Fed, FDIC Issue "Living Will" Rule

photo of office workersThe Federal Reserve Board of Governors, along with the Federal Deposit Insurance Corporation (FDIC), has issued a final rule implementing the "living will" requirements of the Dodd-Frank Wall Street Reform and Consumer Protection Act.

The rule establishes guidelines under which large banking companies and other systemically important financial firms must annually submit plans, to the Fed and FDIC, for rapid and orderly resolution in bankruptcy during times of financial distress. The rule applies to bank holding companies with assets of $50 billion or more and nonbank financial companies designated by the Financial Stability Oversight Council for supervision by the Federal Reserve.

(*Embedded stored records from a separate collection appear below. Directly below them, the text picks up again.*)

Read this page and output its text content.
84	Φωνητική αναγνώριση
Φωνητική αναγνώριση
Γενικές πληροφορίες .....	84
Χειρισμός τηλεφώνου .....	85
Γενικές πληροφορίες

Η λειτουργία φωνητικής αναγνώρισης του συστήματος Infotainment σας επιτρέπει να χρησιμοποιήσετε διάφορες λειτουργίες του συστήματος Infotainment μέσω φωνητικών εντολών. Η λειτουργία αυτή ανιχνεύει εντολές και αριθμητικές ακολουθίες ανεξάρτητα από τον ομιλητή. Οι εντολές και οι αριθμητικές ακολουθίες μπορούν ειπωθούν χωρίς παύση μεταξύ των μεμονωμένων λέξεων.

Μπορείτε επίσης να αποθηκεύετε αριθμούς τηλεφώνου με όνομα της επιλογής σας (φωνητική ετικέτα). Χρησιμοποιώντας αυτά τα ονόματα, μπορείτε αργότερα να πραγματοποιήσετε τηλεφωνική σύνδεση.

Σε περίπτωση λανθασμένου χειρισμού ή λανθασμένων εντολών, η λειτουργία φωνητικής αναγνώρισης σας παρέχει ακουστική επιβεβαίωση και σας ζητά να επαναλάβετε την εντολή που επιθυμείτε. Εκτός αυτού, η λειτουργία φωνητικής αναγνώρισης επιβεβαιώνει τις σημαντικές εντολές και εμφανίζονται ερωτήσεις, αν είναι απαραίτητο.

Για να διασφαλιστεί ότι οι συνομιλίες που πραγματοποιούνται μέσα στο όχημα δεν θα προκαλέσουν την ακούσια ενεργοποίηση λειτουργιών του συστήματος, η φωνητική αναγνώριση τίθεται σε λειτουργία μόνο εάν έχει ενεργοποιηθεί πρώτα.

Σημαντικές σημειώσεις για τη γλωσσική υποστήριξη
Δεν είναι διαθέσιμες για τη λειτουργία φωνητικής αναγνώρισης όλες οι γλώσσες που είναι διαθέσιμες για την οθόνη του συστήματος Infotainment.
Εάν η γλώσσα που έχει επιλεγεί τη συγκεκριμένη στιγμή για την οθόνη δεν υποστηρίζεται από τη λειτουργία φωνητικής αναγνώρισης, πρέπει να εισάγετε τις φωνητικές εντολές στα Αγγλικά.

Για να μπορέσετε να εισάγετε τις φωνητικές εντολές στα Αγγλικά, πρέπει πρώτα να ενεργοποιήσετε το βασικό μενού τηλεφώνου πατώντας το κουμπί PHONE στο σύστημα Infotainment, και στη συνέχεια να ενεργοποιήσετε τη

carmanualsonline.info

A firm’s resolution plan must include a strategic analysis of the plan's components, a description of the range of actions the company proposes to take in resolution, and a description of the company's organizational structure, management information systems, and its interconnections and interdependencies with other financial institutions.

Under the final "living will" rule, companies will submit their initial resolution plans on a staggered basis. The first group of companies, generally those with $250 billion or more in nonbank assets, must submit their initial plans by July 1, 2012. The second group of companies, generally those with $100 billion to $250 billion in nonbank assets, must submit initial plans by July 1, 2013. The remaining companies, generally those subject to the rule with less than $100 billion in total nonbank assets, must submit their initial plans on or before December 31, 2013.

The "living will" requirement is meant as a step toward addressing the too-big-to-fail issue.